Forse sarebbe il caso di alzare i tacchi e di non farsi 
toccare da costui.

Se a quanto scritto fino si aggiunge un comparto grafico 
diligente e all'altezza delle aspettative per un titolo di 
questo tenore produttivo (per non parlare dello splendido
 comparto audio), Outlast merita la massima attenzione 
da chi è un minimo appassionato di horror e di emozioni 
forti di fronte al monitor del proprio PC. Eppure Red Barrels
 non è immune da qualche critica.
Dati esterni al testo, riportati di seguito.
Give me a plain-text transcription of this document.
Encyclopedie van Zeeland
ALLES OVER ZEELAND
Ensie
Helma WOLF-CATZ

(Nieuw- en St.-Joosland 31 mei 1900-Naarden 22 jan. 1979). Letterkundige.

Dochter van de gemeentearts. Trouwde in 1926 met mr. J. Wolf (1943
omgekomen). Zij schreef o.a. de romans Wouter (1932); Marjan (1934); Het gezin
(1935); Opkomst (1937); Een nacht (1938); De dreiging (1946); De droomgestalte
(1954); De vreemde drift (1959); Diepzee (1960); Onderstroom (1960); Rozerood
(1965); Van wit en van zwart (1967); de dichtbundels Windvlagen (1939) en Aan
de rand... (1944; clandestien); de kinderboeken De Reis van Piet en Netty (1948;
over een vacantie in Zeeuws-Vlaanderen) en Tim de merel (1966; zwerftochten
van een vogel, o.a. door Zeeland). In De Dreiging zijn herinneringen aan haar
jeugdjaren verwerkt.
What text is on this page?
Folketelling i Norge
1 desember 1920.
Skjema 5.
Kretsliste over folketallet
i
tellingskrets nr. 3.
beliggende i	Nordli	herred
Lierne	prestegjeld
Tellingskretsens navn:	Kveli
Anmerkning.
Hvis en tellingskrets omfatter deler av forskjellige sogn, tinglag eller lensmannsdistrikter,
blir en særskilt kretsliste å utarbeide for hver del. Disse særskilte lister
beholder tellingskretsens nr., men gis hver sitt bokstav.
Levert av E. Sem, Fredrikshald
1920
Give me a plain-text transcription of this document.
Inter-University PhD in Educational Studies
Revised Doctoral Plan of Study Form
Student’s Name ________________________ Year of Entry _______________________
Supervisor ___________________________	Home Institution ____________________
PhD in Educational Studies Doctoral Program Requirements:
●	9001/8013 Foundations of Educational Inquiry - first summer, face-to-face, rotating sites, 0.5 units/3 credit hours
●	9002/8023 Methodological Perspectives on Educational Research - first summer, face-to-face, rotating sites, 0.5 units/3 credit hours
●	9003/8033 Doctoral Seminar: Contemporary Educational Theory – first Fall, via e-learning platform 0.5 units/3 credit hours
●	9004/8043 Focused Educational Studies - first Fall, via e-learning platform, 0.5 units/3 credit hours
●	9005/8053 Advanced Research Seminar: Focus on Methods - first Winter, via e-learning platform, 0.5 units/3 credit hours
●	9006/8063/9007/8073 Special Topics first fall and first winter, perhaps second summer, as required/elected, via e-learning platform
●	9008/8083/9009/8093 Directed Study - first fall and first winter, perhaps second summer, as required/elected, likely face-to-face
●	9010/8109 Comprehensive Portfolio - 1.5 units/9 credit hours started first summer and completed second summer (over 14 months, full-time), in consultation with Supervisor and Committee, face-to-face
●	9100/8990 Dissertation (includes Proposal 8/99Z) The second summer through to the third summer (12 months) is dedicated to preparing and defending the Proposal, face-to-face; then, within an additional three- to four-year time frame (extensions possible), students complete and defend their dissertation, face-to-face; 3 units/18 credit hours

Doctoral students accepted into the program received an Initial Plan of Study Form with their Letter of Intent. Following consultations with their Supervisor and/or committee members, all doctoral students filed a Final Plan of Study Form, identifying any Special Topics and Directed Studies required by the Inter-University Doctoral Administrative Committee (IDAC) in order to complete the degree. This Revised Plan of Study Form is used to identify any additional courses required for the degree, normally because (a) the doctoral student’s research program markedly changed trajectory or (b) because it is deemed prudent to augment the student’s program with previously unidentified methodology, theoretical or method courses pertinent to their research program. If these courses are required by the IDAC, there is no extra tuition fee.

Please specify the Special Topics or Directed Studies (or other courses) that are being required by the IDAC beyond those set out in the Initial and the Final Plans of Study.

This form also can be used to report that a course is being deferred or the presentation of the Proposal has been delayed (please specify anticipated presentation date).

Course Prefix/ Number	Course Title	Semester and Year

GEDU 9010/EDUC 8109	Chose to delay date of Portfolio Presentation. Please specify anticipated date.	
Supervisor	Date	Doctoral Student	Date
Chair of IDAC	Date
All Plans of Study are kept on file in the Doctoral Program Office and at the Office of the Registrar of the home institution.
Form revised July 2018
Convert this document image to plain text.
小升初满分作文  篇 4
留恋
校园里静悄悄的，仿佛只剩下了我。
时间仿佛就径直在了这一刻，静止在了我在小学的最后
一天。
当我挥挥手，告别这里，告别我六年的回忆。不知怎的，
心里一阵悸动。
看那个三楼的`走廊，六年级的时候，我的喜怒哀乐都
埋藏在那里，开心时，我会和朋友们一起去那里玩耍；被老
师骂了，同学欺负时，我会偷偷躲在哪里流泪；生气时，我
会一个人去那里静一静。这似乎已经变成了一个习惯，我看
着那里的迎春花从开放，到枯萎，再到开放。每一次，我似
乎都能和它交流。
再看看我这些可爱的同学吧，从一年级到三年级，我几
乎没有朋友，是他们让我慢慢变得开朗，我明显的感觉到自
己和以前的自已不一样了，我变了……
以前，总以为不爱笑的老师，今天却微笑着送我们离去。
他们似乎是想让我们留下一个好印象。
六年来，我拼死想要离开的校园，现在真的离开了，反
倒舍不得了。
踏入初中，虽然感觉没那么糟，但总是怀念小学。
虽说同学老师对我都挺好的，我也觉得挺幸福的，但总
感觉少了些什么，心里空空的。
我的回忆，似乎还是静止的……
L'accumulo iniziale di 
immagini forti e scioccanti (corpi smembrati, cadaveri 
mutilati ecc.) tende a diluire nel corso del gioco il senso 
di orrore del manicomio, ma anche l'attesa mentre si è 
nascosti e si deve aspettare che il nemico torni alla
 posizione di origine si fa spesso un po' troppo lunga, 
soprattutto dopo la decima volta che compiamo la stessa
 azione.


Non tutti i pazienti vogliono scannarci, ma il tasso di
 pericolo è decisamente elevato.

Perchè in fondo il limite maggiore di Outlast sta nella sua 
formula vincente ma anche un po' ripetitiva e limitata, 
sebbene la longevità medio-bassa (6-7 ore) non rischi 
mai di annoiare veramente. Chissà infatti cosa poteva 
uscirne se Red Barrels avesse optato per almeno qualche
 arma difensiva trovata nel manicomio, o se, a parte le
 batterie della telecamera, ci fossero stati altri oggetti 
altrettanto importanti da cercare e trovare. Senza questi 
spunti Outlast rischia per alcuni di trasformarsi più in un 
"escape horror" che non in un survival horror; funziona 
comunque alla grande se si cercano brividi e salti sulla
 sedia, ma resta un po' di amaro in bocca per le potenzialità
 altissime non sfruttate al cento per cento.
COMMENTO
Outlast è un horror game che ha il grande merito di far
 paura e di terrorizzare con armi semplici ma efficacissime
come il buio, i rumori, la fuga disperata da un pericolo, il 
vedo e non vedo, l'orrore di una location perfetta per lo 
scopo. A Red Barrels non si può rimproverare nulla su
 questo versante e anche la realizzazione tecnica convince,
 ma dopo circa sette ore si giunge alla fine di tutto con la 
convinzione che il team canadese avrebbe potuto osare di 
più in termini di gameplay e varietà di situazioni. Outlast 
rimane comunque un signor survival horror o, come forse 
sarebbe più giusto definirlo, un "escape horror".